(don’t) call me maybe

I became a parent in the prehistoric age when it seemed that only people who received a paycheck for their jobs had that nifty little item called a cell phone (in other words, not stay-at-home-moms like me at the time).

I did have the very high-tech call waiting feature on my home phone and eventually, caller ID, but if I was out at the library or the grocery store, or even the backyard pushing someone on the swing, you weren’t going to get in touch with me.

Before I finally got a phone, probably around 2000, there were a few instances that I’d return home to find messages from the school nurse or my husband on the answering machine trying to hunt me down to fetch a sick child or attend to some other mini-emergency. But it never made me panic.

And even now, with all the texts and e-mails and iPhone and Facebook, I don’t feel compelled to check in every time I get back from a trip to the bathroom (although I do like to keep an eye on my Patch and fix its hair fairly often).

So when my daughter went away to Italy over spring break with her high school during her junior year and decided to leave her cell phone at home, I was surprised by the anxiety I felt by not being able to check in with her while she was so far away from home.

I assumed, though, that she would either use one of the chaperones’ phones or get herself to a pay phone at some point over the course of the nine-day trip to let me know she was okay. By Friday, the day before her return, it became very clear that she wasn’t of the same mindset: I never heard from her.

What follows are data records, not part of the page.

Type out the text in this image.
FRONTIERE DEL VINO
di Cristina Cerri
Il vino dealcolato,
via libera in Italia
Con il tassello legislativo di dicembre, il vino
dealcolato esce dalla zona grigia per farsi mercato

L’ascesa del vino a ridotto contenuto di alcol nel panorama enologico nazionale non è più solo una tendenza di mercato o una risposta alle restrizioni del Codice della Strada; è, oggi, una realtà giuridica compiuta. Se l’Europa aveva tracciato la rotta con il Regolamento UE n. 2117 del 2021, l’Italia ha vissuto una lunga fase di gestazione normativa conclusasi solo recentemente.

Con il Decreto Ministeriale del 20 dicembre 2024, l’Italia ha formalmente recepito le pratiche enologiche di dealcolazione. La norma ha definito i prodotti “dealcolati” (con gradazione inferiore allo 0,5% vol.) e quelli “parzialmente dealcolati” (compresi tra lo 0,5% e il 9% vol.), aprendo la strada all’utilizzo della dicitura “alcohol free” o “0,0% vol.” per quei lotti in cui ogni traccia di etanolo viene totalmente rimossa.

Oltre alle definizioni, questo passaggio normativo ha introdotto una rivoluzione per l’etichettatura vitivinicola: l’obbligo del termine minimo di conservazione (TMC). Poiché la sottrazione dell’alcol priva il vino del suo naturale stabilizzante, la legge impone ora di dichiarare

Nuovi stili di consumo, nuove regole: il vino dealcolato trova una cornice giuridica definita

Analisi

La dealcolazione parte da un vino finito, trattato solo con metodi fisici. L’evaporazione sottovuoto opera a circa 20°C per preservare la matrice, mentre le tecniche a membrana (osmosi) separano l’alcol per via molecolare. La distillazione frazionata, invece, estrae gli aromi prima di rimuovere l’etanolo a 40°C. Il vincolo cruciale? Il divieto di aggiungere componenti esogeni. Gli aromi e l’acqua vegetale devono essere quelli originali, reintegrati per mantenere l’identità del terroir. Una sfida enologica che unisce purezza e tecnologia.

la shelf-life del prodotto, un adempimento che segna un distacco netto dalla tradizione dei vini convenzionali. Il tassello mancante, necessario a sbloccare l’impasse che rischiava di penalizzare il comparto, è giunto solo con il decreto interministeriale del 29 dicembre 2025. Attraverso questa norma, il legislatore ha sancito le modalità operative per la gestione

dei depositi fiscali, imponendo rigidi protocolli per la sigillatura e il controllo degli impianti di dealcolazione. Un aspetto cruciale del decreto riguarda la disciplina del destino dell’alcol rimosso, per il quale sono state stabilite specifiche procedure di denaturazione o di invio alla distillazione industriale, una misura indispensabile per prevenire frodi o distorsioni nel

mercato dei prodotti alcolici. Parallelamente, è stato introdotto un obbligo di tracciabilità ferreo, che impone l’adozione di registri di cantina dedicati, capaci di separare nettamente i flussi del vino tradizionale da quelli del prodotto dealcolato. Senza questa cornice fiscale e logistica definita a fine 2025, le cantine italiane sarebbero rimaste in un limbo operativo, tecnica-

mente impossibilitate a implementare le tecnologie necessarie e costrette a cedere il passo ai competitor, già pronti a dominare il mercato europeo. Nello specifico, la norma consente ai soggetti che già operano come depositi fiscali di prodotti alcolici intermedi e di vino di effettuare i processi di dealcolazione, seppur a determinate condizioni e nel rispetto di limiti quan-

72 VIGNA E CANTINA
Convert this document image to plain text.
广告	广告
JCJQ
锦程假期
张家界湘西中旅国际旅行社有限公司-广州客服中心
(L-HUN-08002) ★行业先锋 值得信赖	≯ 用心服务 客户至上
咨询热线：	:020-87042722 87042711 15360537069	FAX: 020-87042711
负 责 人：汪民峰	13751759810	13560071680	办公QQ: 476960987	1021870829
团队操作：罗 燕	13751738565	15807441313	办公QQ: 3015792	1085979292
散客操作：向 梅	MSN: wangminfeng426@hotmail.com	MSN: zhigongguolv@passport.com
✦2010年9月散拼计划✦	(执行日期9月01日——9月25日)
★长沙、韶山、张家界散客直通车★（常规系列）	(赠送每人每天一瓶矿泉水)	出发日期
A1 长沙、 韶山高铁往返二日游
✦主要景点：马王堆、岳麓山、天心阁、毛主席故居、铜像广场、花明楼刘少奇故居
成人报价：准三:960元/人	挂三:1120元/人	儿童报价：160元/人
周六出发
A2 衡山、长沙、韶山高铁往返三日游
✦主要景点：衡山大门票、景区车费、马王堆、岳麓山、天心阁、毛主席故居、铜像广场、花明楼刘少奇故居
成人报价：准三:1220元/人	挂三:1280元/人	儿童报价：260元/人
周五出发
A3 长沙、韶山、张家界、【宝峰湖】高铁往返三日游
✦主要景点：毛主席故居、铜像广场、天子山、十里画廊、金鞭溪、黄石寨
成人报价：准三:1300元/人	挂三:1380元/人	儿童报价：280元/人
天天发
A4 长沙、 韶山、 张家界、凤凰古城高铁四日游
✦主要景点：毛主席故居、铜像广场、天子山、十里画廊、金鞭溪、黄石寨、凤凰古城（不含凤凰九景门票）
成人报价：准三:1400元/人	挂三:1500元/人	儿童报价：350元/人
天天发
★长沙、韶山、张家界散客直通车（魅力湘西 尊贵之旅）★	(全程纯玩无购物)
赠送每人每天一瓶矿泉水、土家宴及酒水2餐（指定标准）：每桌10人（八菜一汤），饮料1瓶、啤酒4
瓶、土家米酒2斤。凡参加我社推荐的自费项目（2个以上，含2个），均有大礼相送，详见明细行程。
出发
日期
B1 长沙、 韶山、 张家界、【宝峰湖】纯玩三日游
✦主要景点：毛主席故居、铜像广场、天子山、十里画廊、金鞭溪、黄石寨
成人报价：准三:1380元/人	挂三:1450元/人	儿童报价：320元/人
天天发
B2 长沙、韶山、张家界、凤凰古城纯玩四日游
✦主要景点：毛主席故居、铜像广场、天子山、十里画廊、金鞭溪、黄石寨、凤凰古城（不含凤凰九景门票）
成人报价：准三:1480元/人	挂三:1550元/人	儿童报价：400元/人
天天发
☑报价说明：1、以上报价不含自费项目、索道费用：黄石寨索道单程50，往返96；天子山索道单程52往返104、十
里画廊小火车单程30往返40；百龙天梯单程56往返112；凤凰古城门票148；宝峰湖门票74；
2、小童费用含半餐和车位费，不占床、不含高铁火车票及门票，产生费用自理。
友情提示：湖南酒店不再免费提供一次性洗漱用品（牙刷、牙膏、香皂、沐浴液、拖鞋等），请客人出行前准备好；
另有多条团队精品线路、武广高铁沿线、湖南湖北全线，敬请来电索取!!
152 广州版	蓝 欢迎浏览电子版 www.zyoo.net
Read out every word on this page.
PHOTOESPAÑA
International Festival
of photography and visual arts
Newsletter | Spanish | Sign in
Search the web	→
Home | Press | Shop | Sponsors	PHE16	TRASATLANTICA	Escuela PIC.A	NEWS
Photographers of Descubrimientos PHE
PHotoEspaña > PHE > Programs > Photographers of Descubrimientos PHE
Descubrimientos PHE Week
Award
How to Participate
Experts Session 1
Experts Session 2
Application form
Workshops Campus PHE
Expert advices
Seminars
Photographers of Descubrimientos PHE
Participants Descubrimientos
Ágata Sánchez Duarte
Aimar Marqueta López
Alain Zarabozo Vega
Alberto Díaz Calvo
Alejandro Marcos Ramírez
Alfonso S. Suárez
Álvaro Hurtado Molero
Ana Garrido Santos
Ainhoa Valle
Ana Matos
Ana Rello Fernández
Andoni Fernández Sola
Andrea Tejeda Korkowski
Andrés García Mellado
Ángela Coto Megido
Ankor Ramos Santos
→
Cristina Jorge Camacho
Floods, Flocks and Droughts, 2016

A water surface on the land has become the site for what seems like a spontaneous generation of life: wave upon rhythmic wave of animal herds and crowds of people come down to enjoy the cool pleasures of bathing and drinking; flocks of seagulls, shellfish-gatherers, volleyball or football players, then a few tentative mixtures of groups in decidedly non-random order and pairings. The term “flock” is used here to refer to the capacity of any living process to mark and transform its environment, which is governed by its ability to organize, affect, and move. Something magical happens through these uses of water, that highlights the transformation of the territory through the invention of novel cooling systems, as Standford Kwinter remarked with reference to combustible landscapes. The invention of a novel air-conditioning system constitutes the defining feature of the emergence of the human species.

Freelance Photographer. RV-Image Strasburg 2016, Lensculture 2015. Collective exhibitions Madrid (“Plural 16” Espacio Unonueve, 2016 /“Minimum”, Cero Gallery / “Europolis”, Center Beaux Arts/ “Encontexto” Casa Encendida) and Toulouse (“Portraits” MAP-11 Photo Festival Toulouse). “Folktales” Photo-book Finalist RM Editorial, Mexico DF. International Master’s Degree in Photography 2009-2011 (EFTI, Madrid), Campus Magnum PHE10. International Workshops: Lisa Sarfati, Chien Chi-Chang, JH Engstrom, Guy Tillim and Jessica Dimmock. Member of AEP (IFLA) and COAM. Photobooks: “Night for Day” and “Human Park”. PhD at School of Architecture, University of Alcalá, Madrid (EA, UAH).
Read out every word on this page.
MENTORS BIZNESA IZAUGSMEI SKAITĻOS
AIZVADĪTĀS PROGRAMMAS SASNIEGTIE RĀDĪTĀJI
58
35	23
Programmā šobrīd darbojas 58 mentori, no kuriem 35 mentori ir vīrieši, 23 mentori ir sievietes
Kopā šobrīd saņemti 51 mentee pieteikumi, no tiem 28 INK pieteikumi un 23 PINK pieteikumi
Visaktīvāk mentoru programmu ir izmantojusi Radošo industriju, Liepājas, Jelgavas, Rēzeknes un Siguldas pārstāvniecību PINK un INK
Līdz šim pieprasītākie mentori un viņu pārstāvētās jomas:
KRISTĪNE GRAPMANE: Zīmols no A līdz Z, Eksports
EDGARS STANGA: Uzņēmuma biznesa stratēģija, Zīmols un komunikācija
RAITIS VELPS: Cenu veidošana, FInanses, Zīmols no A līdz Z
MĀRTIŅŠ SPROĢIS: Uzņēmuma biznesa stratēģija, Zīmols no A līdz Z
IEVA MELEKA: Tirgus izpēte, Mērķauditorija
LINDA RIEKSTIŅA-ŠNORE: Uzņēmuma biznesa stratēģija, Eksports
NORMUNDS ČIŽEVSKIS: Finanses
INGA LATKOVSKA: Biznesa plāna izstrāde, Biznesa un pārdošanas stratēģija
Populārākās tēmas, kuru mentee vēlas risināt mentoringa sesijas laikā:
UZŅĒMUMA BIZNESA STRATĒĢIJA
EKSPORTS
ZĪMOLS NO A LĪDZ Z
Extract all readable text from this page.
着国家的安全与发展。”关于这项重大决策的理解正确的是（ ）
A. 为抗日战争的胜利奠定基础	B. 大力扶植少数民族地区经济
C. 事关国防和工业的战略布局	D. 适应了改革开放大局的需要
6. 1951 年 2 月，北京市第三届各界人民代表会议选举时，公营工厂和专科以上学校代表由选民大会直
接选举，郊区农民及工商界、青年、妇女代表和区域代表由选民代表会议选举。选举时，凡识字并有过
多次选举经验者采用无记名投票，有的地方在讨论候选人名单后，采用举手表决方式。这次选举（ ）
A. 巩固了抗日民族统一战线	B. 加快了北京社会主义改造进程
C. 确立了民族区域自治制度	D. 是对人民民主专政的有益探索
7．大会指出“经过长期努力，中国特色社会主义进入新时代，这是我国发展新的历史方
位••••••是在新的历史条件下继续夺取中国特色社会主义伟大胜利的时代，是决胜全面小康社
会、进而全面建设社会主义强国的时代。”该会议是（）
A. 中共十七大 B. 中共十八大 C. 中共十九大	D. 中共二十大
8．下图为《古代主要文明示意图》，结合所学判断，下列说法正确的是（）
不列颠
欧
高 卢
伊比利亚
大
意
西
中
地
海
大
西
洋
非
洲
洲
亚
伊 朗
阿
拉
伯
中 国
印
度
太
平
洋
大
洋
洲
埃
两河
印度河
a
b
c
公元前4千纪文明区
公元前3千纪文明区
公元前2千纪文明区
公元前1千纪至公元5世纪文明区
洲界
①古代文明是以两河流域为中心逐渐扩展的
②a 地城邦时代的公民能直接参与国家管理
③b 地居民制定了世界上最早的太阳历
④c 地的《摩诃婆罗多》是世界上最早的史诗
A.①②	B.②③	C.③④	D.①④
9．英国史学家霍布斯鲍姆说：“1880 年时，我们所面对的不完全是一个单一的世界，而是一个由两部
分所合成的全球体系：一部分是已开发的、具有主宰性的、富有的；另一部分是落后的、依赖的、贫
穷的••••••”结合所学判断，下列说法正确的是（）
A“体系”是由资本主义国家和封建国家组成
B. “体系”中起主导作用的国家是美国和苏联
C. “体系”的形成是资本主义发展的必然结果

On the one hand, I was proud of her independence and knew that no news truly was good news; she was probably having the time of her life seeing the Vatican and eating gelato and had nothing to complain about.

But there was another part of me that was sorry she didn’t need me to share all the details of her adventure: she had her friends for that.

When I told my neighbor Susan that I hadn’t heard from my daughter in over a week, she seemed fairly incredulous.

But Susan, who’s about six years younger than me and whose oldest child was seven at the time, seems to be part of a younger generation of parents that are used to being connected all the time. She recently was reprimanded by a fellow yogi for keeping her phone next to her mat during class.

I don’t have a problem with unplugging; in fact, I went away for a few days by myself and easily detached from the day-to-day communicating associated with work and home. (I bragged about that to my boss who said, “Great, that’s called a vacation.”)

But not knowing where my daughter was and what she was doing was difficult and a precursor to what life will look like ten years from now when all the kids are out of the house, and while it’s freeing, it also makes me nostalgic for the days when we even traveled en masse to the bathroom.

But when I went to the high school to pick up my European traveler from the trip, I easily spotted her towering over her peers and when she saw me, she broke out into a big smile and said, “There’s my mommy!” She made her way over to where I was standing and folded me in a big hug and I knew that not calling me was nothing personal. She was just growing up.

This essay was originally posted on Patch on April 7, 2011.